AutoDevOps ignores `POSTGRES_ENABLED=false` when using "manual deployment to production"
situation
- I have a project where connected a kubernetes cluster and auto devops enabled.
- I have set
POSTGRES_ENABLED=false
because I don't need a postgresql database. - everything works so far (review apps, deploy to production)
problem
If I got to Settings -> CI / CD Settings
and change Deployment strategy
from Continuous deployment to production
to Automatic deployment to staging, manual deployment to production
everything works up to the staging
step.
The rollout 10%
will fail with
$ scale stable $((100-ROLLOUT_PERCENTAGE))
Error: UPGRADE FAILED: timed out waiting for the condition
UPGRADE FAILED
Error: timed out waiting for the condition
ERROR: Job failed: command terminated with exit code 1
The reason for that timeout is the pending postgres instance
root@master-01:~# kubectl -n my-project get pod,deployment,pvc
NAME READY STATUS RESTARTS AGE
pod/production-77c5c975f6-6wwt9 1/1 Running 0 90m
pod/production-77c5c975f6-nlmns 1/1 Running 0 90m
pod/production-77c5c975f6-z6rvw 1/1 Running 0 90m
pod/production-postgres-5db86568d7-qfqzn 0/1 Pending 0 4m29s
pod/production-rollout-7499ffd96c-mh9kd 1/1 Running 0 15m
pod/staging-7df9998c59-jmtrm 1/1 Running 0 19m
NAME READY UP-TO-DATE AVAILABLE AGE
deployment.extensions/production 3/3 3 3 90m
deployment.extensions/production-postgres 0/1 1 0 4m29s
deployment.extensions/production-rollout 1/1 1 1 3h
deployment.extensions/staging 1/1 1 1 10h
NAME STATUS VOLUME CAPACITY ACCESS MODES STORAGECLASS AGE
persistentvolumeclaim/production-postgres Pending 4m30s
I don't have configured and don't need a persistent volume storage and the postgres deployment prevents me from running the app in production.

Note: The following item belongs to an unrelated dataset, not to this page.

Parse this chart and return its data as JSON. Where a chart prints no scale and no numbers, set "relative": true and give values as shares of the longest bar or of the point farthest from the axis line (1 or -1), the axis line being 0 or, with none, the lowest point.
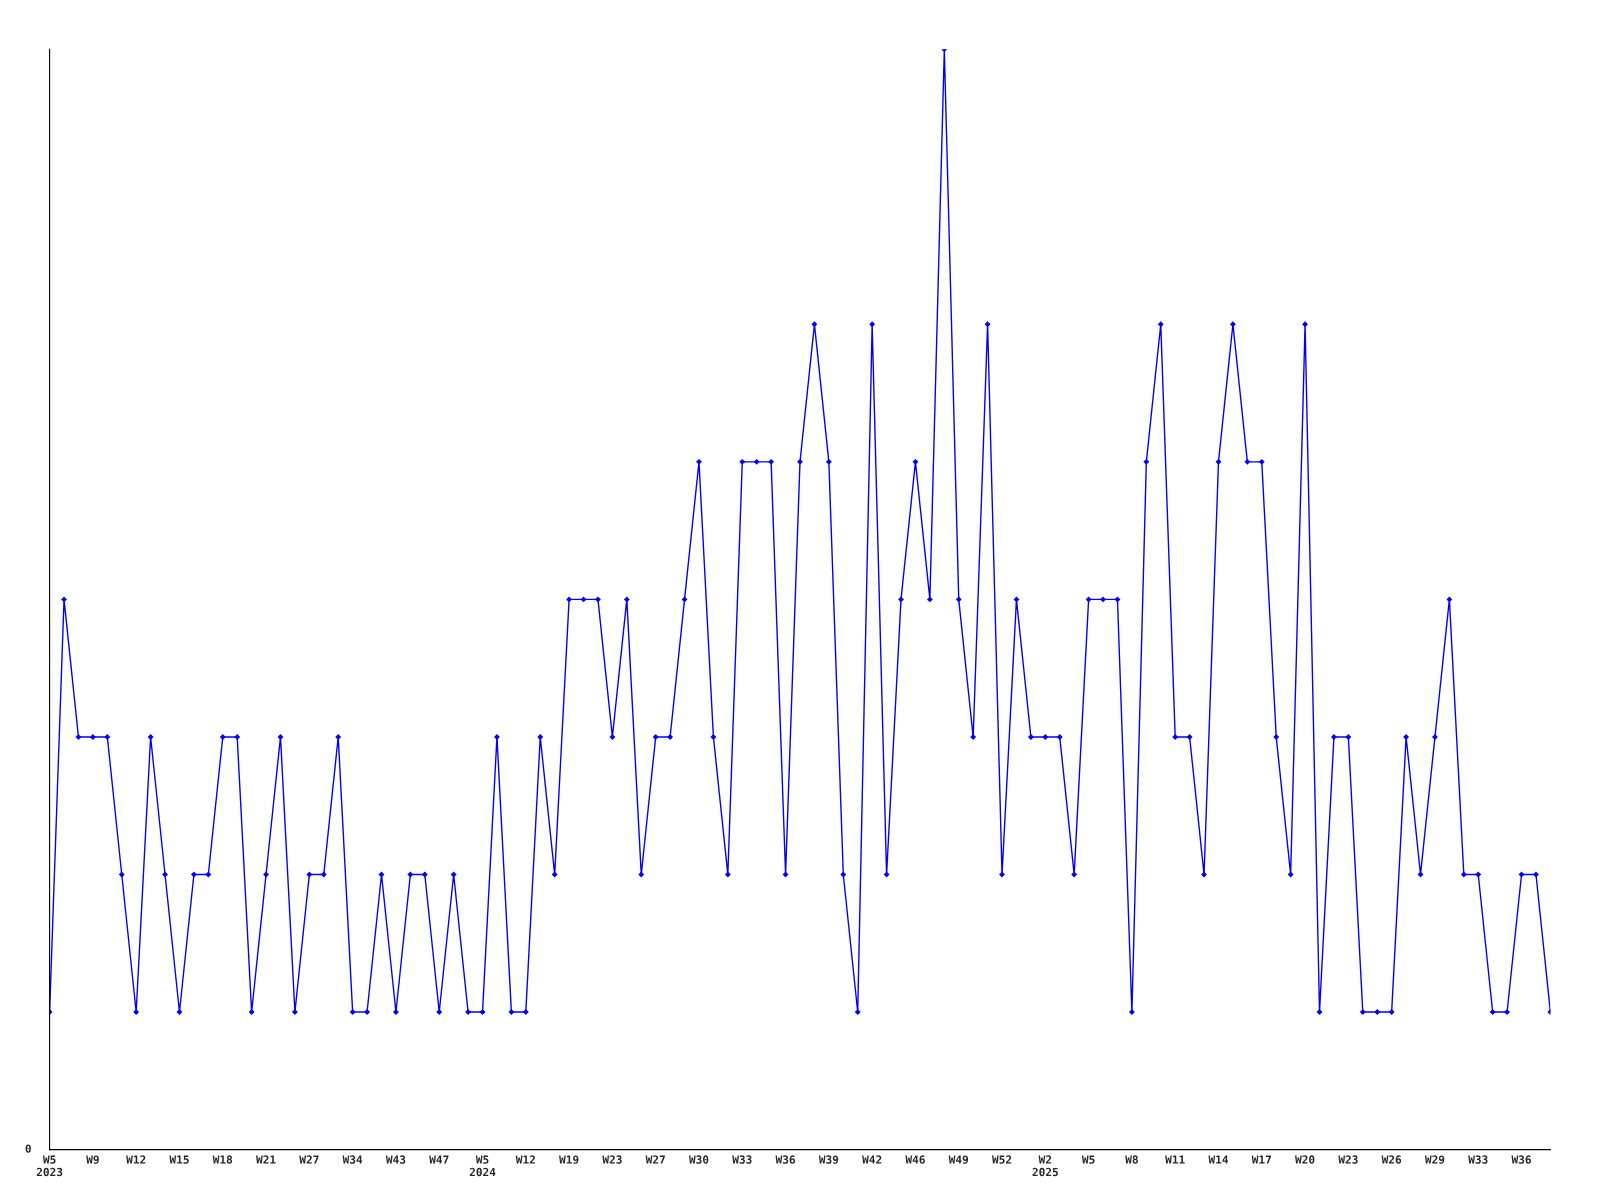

Changing the Deploy.gitlab-ci.yml
templates scale function by adding
service_enabled="true"
postgres_enabled="$POSTGRES_ENABLED"
# if track is different than stable,
# re-use all attached resources
if [[ "$track" != "stable" ]]; then
service_enabled="false"
postgres_enabled="false"
fi
and
helm upgrade --reuse-values \
...
--set postgresql.enabled="$postgres_enabled" \
fixed the issue. full code:
function scale() {
track="${1-stable}"
percentage="${2-100}"
name=$(deploy_name "$track")
replicas=$(get_replicas "$track" "$percentage")
service_enabled="true"
postgres_enabled="$POSTGRES_ENABLED"
# if track is different than stable,
# re-use all attached resources
if [[ "$track" != "stable" ]]; then
service_enabled="false"
postgres_enabled="false"
fi
if [[ -n "$(helm ls -q "^$name$")" ]]; then
helm upgrade --reuse-values \
--wait \
--set replicaCount="$replicas" \
--set postgresql.enabled="$postgres_enabled" \
--namespace="$KUBE_NAMESPACE" \
"$name" \
chart/
fi
}
I suppose the scale function will always unnecessarily create the production-postgres
deployment for other users with POSTGRES_ENABLED=false
as well but, other than consuming resources, it does not do any harm and other users may not have noticed this before.
on a sidenote:
After the initial UPGRADE FAILED Error: timed out waiting for the condition
the next run will be another error.
UPGRADE FAILED
Error: kind Secret with the name "production-postgres" already exists in the cluster and wasn't defined in the previous release. Before upgrading, please either delete the resource from the cluster or remove it from the chart
Error: UPGRADE FAILED: kind Secret with the name "production-postgres" already exists in the cluster and wasn't defined in the previous release. Before upgrading, please either delete the resource from the cluster or remove it from the chart
And I need to do a manual cleanup of the resources used
kubectl -n my-project delete deployment production-postgres
kubectl -n my-project delete service production-postgres
kubectl -n my-project delete pvc production-postgres
kubectl -n my-project delete secret production-postgres